Rulis di Usia 9 Tahun: Merawat Mimpi, Menjaga Api Literasi dari Ruang Sederhana
![]() |
| Saat sebagian pengurus foto bersama (dok Rulis) |
Sumenep, Rulis: Tidak ada panggung megah, tidak ada rangkaian acara formal, apalagi tamu undangan yang ramai. Hanya sebuah ruang tamu sederhana di rumah salah satu pengurus, Tikas Suhartatik, di Kecamatan Saronggi, Sumenep, Minggu (16/11/2025). Di sanalah, pengurus Rumah Literasi Sumenep (Rulis) duduk melingkar, berbincang hangat, merayakan hari ulang tahun ke-9 organisasi yang mereka bangun dengan cinta dan pengorbanan.
Tepat pada 11 November 2025, Rulis mencapai usia sembilan tahun. Usia yang bagi sebagian organisasi mungkin masih belia, tetapi tidak bagi mereka yang menjalani prosesnya dengan penuh tantangan. Bagi keluarga besar Rulis, sembilan tahun adalah perjalanan panjang, penuh peluh, keyakinan, dan kesetiaan pada sebuah mimpi: membangun budaya literasi di Sumenep.
Ketua Rulis, Yulianti, tampak menahan haru saat menyampaikan refleksi singkat dalam pertemuan tersebut. Baginya, ulang tahun ini bukan sekadar perayaan, melainkan kesempatan untuk melihat ke belakang dan menata langkah ke depan.
“Ini momen refleksi diri. Kami ingin membaca kembali perjalanan setahun terakhir, melakukan introspeksi, memperbaiki kelemahan dan mengembangkan yang sudah berjalan baik,” ujarnya.
Yulianti tidak menutup-nutupi bahwa roda organisasi sempat bergerak lambat. Kesibukan pribadi para pengurus—yang sebagian besar adalah guru—sering membuat waktu untuk organisasi menjadi terbatas.
“Ke depan kami akan lebih serius menjalankan program yang telah dicanangkan, dan meningkatkan kualitas kerja secara terarah,” tegas Kepala SDN Kerta Barat, Dasuk, itu.
Di sudut ruangan, Penasihat Rulis, Syaf Anton Wr, tampak tersenyum kecil mengenang perjalanan panjang organisasi ini. Ia tahu benar bagaimana perjuangan para relawan merawat Rulis dari nol hingga dikenal dalam kancah gerakan literasi Sumenep.
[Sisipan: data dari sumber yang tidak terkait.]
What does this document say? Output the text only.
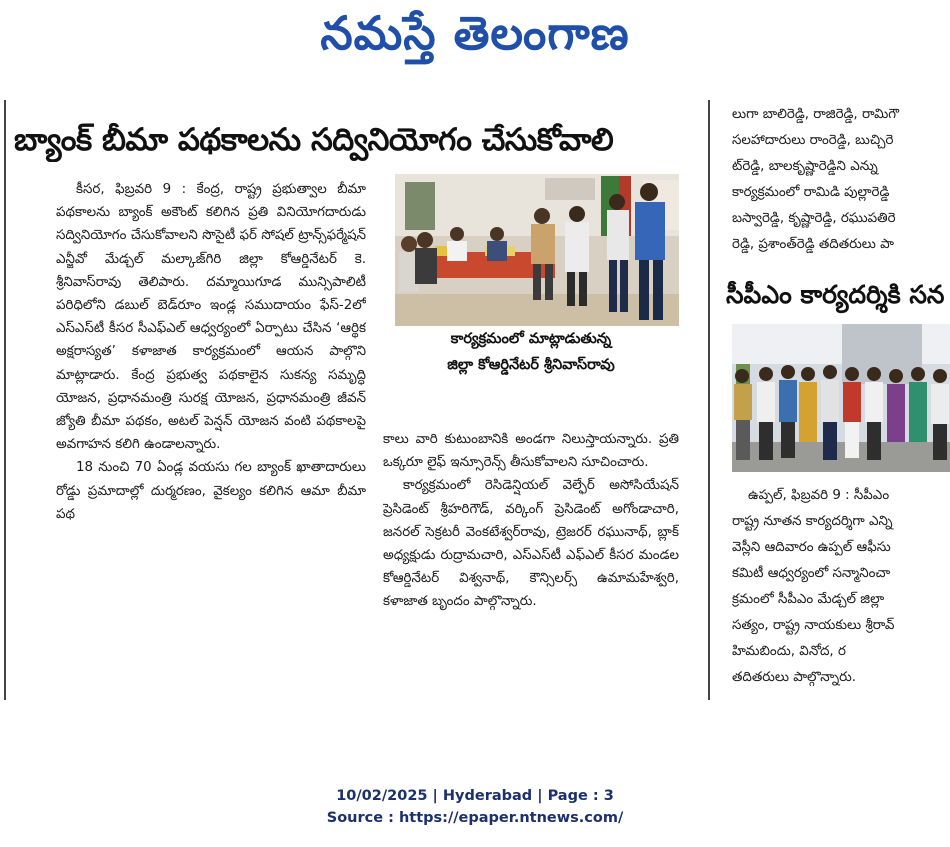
నమస్తే తెలంగాణ
బ్యాంక్ బీమా పథకాలను సద్వినియోగం చేసుకోవాలి

కీసర, ఫిబ్రవరి 9 : కేంద్ర, రాష్ట్ర ప్రభుత్వాల బీమా పథకాలను బ్యాంక్ అకౌంట్ కలిగిన ప్రతి వినియోగదారుడు సద్వినియోగం చేసుకోవాలని సొసైటీ ఫర్ సోషల్ ట్రాన్స్‌ఫర్మేషన్ ఎన్జీవో మేడ్చల్ మల్కాజ్‌గిరి జిల్లా కోఆర్డినేటర్ కె. శ్రీనివాస్‌రావు తెలిపారు. దమ్మాయిగూడ మున్సిపాలిటీ పరిధిలోని డబుల్ బెడ్‌రూం ఇండ్ల సముదాయం ఫేస్-2లో ఎస్ఎస్‌టీ కీసర సీఎఫ్ఎల్ ఆధ్వర్యంలో ఏర్పాటు చేసిన ‘ఆర్థిక అక్షరాస్యత’ కళాజాత కార్యక్రమంలో ఆయన పాల్గొని మాట్లాడారు. కేంద్ర ప్రభుత్వ పథకాలైన సుకన్య సమృద్ధి యోజన, ప్రధానమంత్రి సురక్ష యోజన, ప్రధానమంత్రి జీవన్ జ్యోతి బీమా పథకం, అటల్ పెన్షన్ యోజన వంటి పథకాలపై అవగాహన కలిగి ఉండాలన్నారు.

18 నుంచి 70 ఏండ్ల వయసు గల బ్యాంక్ ఖాతాదారులు రోడ్డు ప్రమాదాల్లో దుర్మరణం, వైకల్యం కలిగిన ఆమా బీమా పథ

కార్యక్రమంలో మాట్లాడుతున్న
జిల్లా కోఆర్డినేటర్ శ్రీనివాస్‌రావు

కాలు వారి కుటుంబానికి అండగా నిలుస్తాయన్నారు. ప్రతి ఒక్కరూ లైఫ్ ఇన్సూరెన్స్ తీసుకోవాలని సూచించారు.

కార్యక్రమంలో రెసిడెన్షియల్ వెల్ఫేర్ అసోసియేషన్ ప్రెసిడెంట్ శ్రీహరిగౌడ్, వర్కింగ్ ప్రెసిడెంట్ అగోండాచారి, జనరల్ సెక్రటరీ వెంకటేశ్వర్‌రావు, ట్రెజరర్ రఘునాథ్, బ్లాక్ అధ్యక్షుడు రుద్రామచారి, ఎస్ఎస్‌టీ ఎఫ్ఎల్ కీసర మండల కోఆర్డినేటర్ విశ్వనాథ్, కౌన్సిలర్స్ ఉమామహేశ్వరి, కళాజాత బృందం పాల్గొన్నారు.

లుగా బాలిరెడ్డి, రాజిరెడ్డి, రామిగౌ

సలహాదారులు రాంరెడ్డి, బుచ్చిరె

ట్‌రెడ్డి, బాలకృష్ణారెడ్డిని ఎన్ను

కార్యక్రమంలో రామిడి పుల్లారెడ్డి

బస్వారెడ్డి, కృష్ణారెడ్డి, రఘుపతిరె

రెడ్డి, ప్రశాంత్‌రెడ్డి తదితరులు పా

సీపీఎం కార్యదర్శికి సన

ఉప్పల్, ఫిబ్రవరి 9 : సీపీఎం

రాష్ట్ర నూతన కార్యదర్శిగా ఎన్ని

వెస్లీని ఆదివారం ఉప్పల్ ఆఫీసు

కమిటీ ఆధ్వర్యంలో సన్మానించా

క్రమంలో సీపీఎం మేడ్చల్ జిల్లా

సత్యం, రాష్ట్ర నాయకులు శ్రీరావ్

హిమబిందు, వినోద, ర

తదితరులు పాల్గొన్నారు.

10/02/2025 | Hyderabad | Page : 3
Source : https://epaper.ntnews.com/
“Rulis dibangun melalui perjalanan penuh rintangan, bahkan rintangan dari dalam organisasi sendiri. Tanpa kemampuan finansial dan dukungan luar, semua berjalan sebagai kerja nirlaba, kerja relawan. Namun semuanya bisa kita lalui,” ungkapnya.
Menurutnya, perlambatan gerak organisasi sepanjang tahun ini lebih banyak disebabkan oleh lemahnya komunikasi internal.
“Karena kurang intens berkomunikasi, koordinasi menjadi terhambat,” jelasnya.
Namun, ia tidak ingin itu menjadi alasan untuk menyerah. Sebaliknya, ia mengajak semua pengurus untuk kembali merapatkan barisan.
“Saya berharap pengurus meningkatkan komunikasi, meski tanpa tatap muka. Dari komunikasi lahir kesepakatan untuk membangun bersama,” katanya dengan penuh harapan.
Di akhir pertemuan, hanya ditandai tiupan lilin dan sekedar tepuk tangan. Hanya doa singkat, jajanan, dan tekad kuat untuk menjaga bara semangat yang telah menyala hampir satu dekade.
Dari ruang sederhana itu, muncul kembali keyakinan bahwa gerakan literasi tidak selalu memerlukan panggung besar. Kadang, ia hanya butuh beberapa hati yang percaya bahwa membaca dan menulis mampu mengubah masa depan.
9 Tahun Rulis yang ditandai dengan pemotongan kue ulang tahun menjadi saksi dari emperan rumah, dan selanjutnya Rumah Literasi Sumenep kembali memulai perjalanan panjangnya.